For breakfast, most places offer a light arrangement of muesli, boiled eggs, lunch meats, cheese, croissants, and fruit. Peanut butter is not something you will find easily throughout Europe, so if you crave it–bring your own! Lunch is usually a larger meal for many, especially those in Spain, Portugal and Italy where stores close mid-day for everyone to feast. Restaurants are open at this time, but then often close until dinner hours (7pm or later). If you are touring throughout the day opt for a quick trip to an open market and pick up fresh fruit, meats, cheese, and bread & snack along the way. Dinners can be rather late, as many European countries keep later hours than Americans. Just note, most places offer “American-ized” food picks; however, be wary of “vegetarian” meals (they often have meat in some capacity) and don’t worry when you see cheese & meats out at room temperature for prolonged periods of time…or perhaps you should!

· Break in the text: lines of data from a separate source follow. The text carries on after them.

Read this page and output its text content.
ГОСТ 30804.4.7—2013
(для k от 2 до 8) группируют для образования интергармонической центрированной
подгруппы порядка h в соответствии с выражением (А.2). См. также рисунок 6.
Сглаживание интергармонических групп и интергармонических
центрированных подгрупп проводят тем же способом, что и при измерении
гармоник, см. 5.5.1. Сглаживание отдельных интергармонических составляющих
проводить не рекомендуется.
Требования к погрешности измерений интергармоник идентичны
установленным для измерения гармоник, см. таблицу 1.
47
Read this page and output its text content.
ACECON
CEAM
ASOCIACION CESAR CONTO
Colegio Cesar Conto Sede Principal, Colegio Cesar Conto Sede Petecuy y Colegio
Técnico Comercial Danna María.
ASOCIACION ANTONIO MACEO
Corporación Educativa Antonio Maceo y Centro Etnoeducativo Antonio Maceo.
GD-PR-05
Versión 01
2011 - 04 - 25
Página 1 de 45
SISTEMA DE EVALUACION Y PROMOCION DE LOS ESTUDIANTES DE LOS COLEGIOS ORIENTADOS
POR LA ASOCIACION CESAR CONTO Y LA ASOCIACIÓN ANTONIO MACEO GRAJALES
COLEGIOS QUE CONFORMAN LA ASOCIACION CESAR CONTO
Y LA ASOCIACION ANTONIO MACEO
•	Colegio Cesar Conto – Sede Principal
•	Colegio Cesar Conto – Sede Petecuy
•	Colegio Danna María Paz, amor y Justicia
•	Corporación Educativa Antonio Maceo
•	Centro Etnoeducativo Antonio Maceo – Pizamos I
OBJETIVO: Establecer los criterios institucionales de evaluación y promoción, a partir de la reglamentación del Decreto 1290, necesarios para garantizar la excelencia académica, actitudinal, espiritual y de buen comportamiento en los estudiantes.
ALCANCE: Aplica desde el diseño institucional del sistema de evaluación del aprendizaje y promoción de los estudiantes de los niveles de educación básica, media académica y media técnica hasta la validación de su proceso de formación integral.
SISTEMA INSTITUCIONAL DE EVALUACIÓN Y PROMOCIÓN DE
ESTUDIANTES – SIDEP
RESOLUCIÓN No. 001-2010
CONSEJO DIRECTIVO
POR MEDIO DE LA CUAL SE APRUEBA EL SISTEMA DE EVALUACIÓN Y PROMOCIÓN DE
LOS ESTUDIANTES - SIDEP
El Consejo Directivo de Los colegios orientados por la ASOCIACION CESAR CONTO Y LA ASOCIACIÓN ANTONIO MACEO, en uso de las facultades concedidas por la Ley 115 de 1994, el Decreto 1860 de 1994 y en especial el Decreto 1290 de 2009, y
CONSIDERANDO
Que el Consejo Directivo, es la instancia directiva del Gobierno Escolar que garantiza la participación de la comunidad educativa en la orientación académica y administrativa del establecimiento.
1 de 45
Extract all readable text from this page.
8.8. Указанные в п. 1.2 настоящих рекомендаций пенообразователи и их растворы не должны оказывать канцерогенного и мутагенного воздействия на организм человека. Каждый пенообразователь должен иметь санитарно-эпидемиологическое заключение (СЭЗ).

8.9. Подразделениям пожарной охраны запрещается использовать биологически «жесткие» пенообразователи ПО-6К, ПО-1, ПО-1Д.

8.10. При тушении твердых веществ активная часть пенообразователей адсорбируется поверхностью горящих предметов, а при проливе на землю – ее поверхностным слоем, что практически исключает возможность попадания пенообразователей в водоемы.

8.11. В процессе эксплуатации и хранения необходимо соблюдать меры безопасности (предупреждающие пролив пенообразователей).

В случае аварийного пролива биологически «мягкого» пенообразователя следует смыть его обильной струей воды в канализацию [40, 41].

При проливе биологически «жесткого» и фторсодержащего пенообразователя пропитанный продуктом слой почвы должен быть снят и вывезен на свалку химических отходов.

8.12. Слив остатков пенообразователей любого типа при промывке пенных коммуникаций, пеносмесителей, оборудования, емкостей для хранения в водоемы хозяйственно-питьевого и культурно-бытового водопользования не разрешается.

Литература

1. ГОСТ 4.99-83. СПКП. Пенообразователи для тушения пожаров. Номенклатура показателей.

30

Speaking of which, let’s keep your gut healthy and touch on some things you should consider:
- Stay hydrated. Drink copious amounts of WATER on the flight over. It’s a long journey & flying can be dehydrating. Although the wine is free in flight it’s smart to shoot back some water in between each glass!
- Start probiotics a week before you travel. Generally, I recommend most of my athletes and clients to start taking probiotics daily for 3-5 weeks (1 week prior, during, and following your trip–a week or two once you return). Eating more fermented foods while abroad is smart, but I still recommend taking in your bugs!
- Vitamin C to ward off colds. Yes, I know the jury is still out on all of the evidence supporting this, but I’m a believer in the daily dose of 500mg of Vitamin C. Emergen C is great for the trip, because it will get you to drink more water!
- Set your sleep clock. If you arrive during the day sleep on the flight so you can stay awake upon your arrival, if you arrive at night stay awake so you can sleep upon arrival. That’s to start. You may need to carry melatonin to help get some zzzz’s, especially since tart cherries are not readily available for consumption and recovery. (smile) Sleep can impede performance, so where you can catch up on your shut-eye-time do so!
- Bring back up snacks. Pack your favorite “standbys” like peanut butter, bars, and powdered drink mixes. Not all towns have such products…actually, most do not. My favorite peanut treats to take along with me are Justin’s Nut Butters–especially the single serving packs. They lay flat in my pack & are easy to transport! Fig Newtons, instant oats, pretzels, & animal crackers are light and easy to pack, too!
- Need a shot of caffeine? The Cafe Vias from Starbucks are perfect for the road and for that quick jolt of caffeine while traveling. You can find big boxes of these at Costco or Sams Club, too!